The right to panhandle/solicit money is constitutionally protected. The information contained on this page contains general information about where you can panhandle, what you may and may not do while panhandling, and what to do if you are confronted by a police officer or public official while panhandling. Laws vary across cities and counties, so for specific legal advice you should contact the ACLU or a private attorney. DOWNLOAD PDF 

Your Rights as a Panhandler
  • Panhandlers can ask for money and may hold up signs asking for money. Panhandling is a recognized form of free speech, therefore, it is protected by the First Amendment to the United States Constitution. 
Where You May Panhandle
  • Panhandlers may solicit money in public spaces and rights of way. Public sidewalks, public squares, public parks and parking lots, and including shoulders of roads so long as not obstructing traffic and other public areas immediately adjacent to public streets, are all examples of public spaces. 

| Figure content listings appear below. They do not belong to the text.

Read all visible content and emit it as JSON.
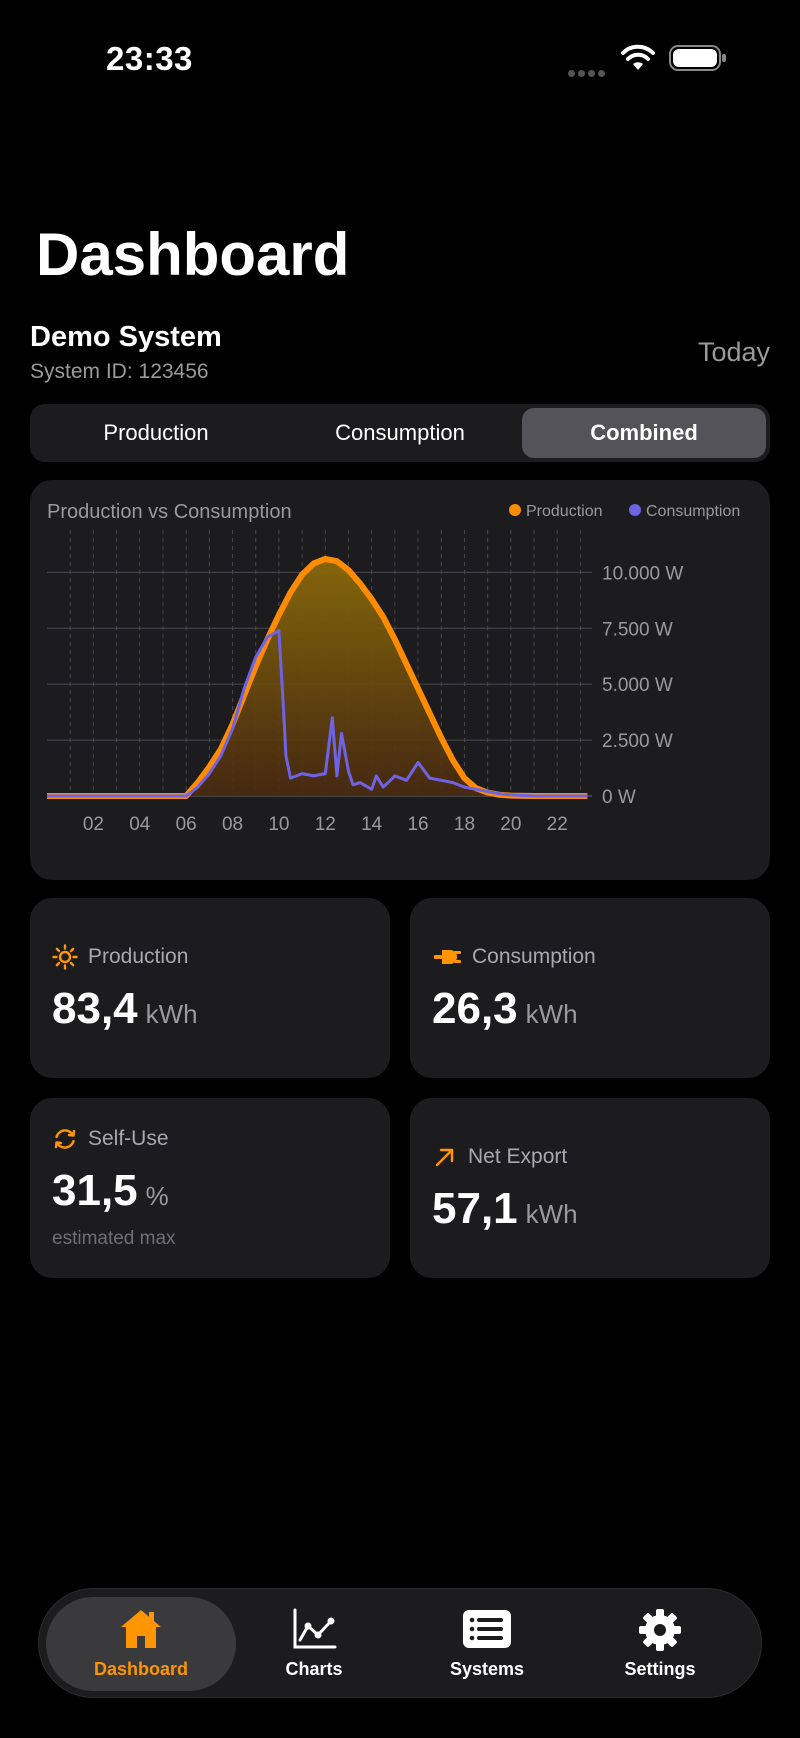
{
  "status_bar": {
    "time": "23:33"
  },
  "header": {
    "title": "Dashboard"
  },
  "system": {
    "name": "Demo System",
    "id_text": "System ID: 123456",
    "range": "Today"
  },
  "segmented": {
    "items": [
      "Production",
      "Consumption",
      "Combined"
    ],
    "selected": "Combined"
  },
  "colors": {
    "accent": "#ff9500",
    "production": "#ff8c00",
    "consumption": "#6e62e5",
    "card": "#1c1c1e"
  },
  "chart": {
    "title": "Production vs Consumption",
    "legend": [
      "Production",
      "Consumption"
    ]
  },
  "chart_data": {
    "type": "area",
    "title": "Production vs Consumption",
    "xlabel": "",
    "ylabel": "",
    "x_ticks": [
      "02",
      "04",
      "06",
      "08",
      "10",
      "12",
      "14",
      "16",
      "18",
      "20",
      "22"
    ],
    "y_ticks": [
      "0 W",
      "2.500 W",
      "5.000 W",
      "7.500 W",
      "10.000 W"
    ],
    "xlim": [
      0,
      23.5
    ],
    "ylim": [
      0,
      11000
    ],
    "legend_position": "top-right",
    "grid": true,
    "series": [
      {
        "name": "Production",
        "x": [
          0,
          6,
          6.5,
          7,
          7.5,
          8,
          8.5,
          9,
          9.5,
          10,
          10.5,
          11,
          11.5,
          12,
          12.5,
          13,
          13.5,
          14,
          14.5,
          15,
          15.5,
          16,
          16.5,
          17,
          17.5,
          18,
          18.5,
          19,
          19.5,
          20,
          21,
          22,
          23.3
        ],
        "y": [
          0,
          0,
          600,
          1300,
          2100,
          3200,
          4500,
          5800,
          7000,
          8100,
          9100,
          9900,
          10400,
          10600,
          10500,
          10100,
          9500,
          8800,
          8000,
          7000,
          5900,
          4800,
          3700,
          2600,
          1600,
          800,
          350,
          150,
          60,
          20,
          0,
          0,
          0
        ]
      },
      {
        "name": "Consumption",
        "x": [
          0,
          6,
          6.5,
          7,
          7.5,
          8,
          8.5,
          9,
          9.5,
          10,
          10.2,
          10.3,
          10.5,
          11,
          11.5,
          12,
          12.3,
          12.5,
          12.7,
          13,
          13.2,
          13.5,
          14,
          14.2,
          14.5,
          15,
          15.5,
          16,
          16.5,
          17,
          17.5,
          18,
          18.5,
          19,
          19.5,
          20,
          21,
          22,
          23.3
        ],
        "y": [
          0,
          0,
          400,
          1000,
          1800,
          3000,
          4800,
          6200,
          7100,
          7400,
          3800,
          1800,
          800,
          1000,
          900,
          1000,
          3500,
          900,
          2800,
          1100,
          500,
          600,
          300,
          900,
          400,
          900,
          700,
          1500,
          800,
          700,
          600,
          400,
          300,
          200,
          100,
          50,
          0,
          0,
          0
        ]
      }
    ]
  },
  "stats": {
    "production": {
      "label": "Production",
      "value": "83,4",
      "unit": "kWh"
    },
    "consumption": {
      "label": "Consumption",
      "value": "26,3",
      "unit": "kWh"
    },
    "self_use": {
      "label": "Self-Use",
      "value": "31,5",
      "unit": "%",
      "note": "estimated max"
    },
    "net_export": {
      "label": "Net Export",
      "value": "57,1",
      "unit": "kWh"
    }
  },
  "tabbar": {
    "items": [
      {
        "label": "Dashboard",
        "icon": "house-icon"
      },
      {
        "label": "Charts",
        "icon": "line-chart-icon"
      },
      {
        "label": "Systems",
        "icon": "list-icon"
      },
      {
        "label": "Settings",
        "icon": "gear-icon"
      }
    ],
    "selected": "Dashboard"
  }
}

  • Panhandling on private property, such as a business, is not usually protected unless you have permission from the owner or operator.
Limitations on Panhandling
  • Panhandling that blocks traffic is illegal.
  • If you assault someone while panhandling, you can be arrested. Assault is defined as, “the threat or use of force on another person that causes that person to have a reasonable apprehension of imminent harmful or offensive contact.” Being forceful when soliciting can get you arrested.
Encounters with Police
  • If you are confronted by the police, try not to escalate the situation.
  • If you are arrested, do not run or resist even if you believe the arrest is unlawful.
  • Contact the ACLU of Arkansas if you are pushed out of public space or cited or arrested for asking for assistance.